Gili, Eszter, Nadine, Josef
Nadine 48, Eszter 44, Josef, 36, Gili 33
Mace ended up not being able to come, but we played It’s Alive! waiting for him before I noticed his message. I was the only one who didn’t draw any coffins. Gili bought a coffin first turn, and then had to toss it when she drew a villager. Josef got lots of villagers, but once you have one it doesn’t matter so much. I focused as usual on the basic game, but Eszter almost beat me, she had 11 in coins. I bought the last card I needed from her for six, it was worth seven. Josef said it was nechmad, his first play of course. Josef is a soldier in Intelligence, he’s been in touch with us – he has lots of games and just found out about our group. He’s active on the French bgg tric trac.
Gili said she’d need to leave if there was snow on the road, and Eszter came with her; we set alarms to remind us to check the snow status. It didn’t start snowing for a while, but then it came down pretty fast so we quickly packed up an interrupted game, again. First time in four years that we have real snow sticking to the ground in Jerusalem.

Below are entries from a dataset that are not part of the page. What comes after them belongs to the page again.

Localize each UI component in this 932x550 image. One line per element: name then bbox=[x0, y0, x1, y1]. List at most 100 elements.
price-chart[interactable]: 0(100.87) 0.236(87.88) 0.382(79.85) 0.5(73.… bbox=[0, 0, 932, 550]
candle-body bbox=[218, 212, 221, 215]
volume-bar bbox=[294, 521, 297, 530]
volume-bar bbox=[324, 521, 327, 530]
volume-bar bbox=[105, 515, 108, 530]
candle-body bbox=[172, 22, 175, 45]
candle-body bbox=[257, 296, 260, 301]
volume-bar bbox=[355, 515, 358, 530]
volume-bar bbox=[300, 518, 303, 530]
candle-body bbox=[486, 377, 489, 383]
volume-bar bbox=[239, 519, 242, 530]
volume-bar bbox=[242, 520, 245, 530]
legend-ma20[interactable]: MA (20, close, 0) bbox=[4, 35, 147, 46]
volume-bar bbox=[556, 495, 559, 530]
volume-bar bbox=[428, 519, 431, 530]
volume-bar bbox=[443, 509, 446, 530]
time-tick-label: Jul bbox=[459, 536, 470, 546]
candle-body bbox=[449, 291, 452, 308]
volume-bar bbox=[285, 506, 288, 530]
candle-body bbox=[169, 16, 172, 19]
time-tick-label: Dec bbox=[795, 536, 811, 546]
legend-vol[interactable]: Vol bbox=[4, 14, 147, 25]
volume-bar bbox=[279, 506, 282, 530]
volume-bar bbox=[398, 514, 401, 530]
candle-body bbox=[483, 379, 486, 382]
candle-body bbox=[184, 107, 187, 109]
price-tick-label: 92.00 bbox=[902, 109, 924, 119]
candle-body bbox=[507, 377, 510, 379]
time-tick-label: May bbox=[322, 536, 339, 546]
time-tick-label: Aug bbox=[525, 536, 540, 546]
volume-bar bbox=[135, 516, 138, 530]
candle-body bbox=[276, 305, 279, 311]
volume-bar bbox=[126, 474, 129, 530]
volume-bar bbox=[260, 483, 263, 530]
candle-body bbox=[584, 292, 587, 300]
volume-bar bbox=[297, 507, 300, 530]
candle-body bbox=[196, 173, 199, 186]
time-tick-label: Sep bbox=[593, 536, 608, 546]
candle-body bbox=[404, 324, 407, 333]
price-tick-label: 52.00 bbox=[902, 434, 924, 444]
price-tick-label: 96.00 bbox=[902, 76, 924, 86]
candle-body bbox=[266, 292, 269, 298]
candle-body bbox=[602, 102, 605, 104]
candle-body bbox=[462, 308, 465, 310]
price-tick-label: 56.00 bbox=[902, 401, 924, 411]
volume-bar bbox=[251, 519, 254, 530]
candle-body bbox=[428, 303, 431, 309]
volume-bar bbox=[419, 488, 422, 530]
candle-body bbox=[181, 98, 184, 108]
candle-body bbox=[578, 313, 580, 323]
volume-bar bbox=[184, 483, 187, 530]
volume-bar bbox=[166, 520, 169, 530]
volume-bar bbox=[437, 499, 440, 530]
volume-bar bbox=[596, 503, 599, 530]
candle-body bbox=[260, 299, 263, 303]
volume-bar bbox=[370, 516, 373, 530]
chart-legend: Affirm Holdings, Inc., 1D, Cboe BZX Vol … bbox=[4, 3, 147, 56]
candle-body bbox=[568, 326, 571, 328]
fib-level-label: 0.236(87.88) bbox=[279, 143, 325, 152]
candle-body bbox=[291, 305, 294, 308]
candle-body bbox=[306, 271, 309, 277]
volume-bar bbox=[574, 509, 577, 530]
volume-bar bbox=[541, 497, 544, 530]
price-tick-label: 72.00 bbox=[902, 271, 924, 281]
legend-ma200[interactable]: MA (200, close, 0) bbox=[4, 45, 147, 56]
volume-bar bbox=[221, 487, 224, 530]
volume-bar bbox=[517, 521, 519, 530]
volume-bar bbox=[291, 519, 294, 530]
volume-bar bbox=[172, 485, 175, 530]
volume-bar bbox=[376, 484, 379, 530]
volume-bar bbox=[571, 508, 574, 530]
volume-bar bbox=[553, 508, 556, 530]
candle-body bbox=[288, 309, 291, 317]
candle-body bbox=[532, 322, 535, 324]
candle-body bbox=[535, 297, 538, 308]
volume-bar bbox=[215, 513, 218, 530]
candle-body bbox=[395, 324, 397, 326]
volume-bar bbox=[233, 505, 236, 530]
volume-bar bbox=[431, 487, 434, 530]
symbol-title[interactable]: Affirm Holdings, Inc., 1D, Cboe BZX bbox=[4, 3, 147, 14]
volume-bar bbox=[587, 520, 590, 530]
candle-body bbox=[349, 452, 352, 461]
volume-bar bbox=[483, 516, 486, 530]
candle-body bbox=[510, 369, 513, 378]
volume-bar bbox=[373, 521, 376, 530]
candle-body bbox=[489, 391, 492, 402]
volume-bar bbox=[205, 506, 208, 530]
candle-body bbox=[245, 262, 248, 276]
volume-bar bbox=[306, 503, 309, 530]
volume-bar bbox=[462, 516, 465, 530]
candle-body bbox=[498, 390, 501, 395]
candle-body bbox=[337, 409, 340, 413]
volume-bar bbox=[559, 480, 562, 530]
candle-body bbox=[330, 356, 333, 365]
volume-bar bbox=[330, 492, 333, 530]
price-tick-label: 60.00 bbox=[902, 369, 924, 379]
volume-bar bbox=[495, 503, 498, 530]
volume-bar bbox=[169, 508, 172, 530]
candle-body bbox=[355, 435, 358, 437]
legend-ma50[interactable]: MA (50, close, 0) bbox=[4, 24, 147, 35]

We all liked the game, even though Josef dribbled out the rules and consequences as we played. Such as that spices sell for two extra as he was selling them, and that wine ports give extra points with certain round cards. We didn’t really get the game without playing it through, but we were buying and selling, investing and taking ports as if we knew how to play. It’s an economic game with resource cubes, port ownership, battles, cute boats and nice art. Turn order is based on your boat number, you select your boats by number. Josef did tell us that he likes to have two turns in a row, though I don’t see why yet, but it makes sense. The game reminds me of Antike even though it’s different. Serenissima was apparently a nickname for Venice during the Renaissance.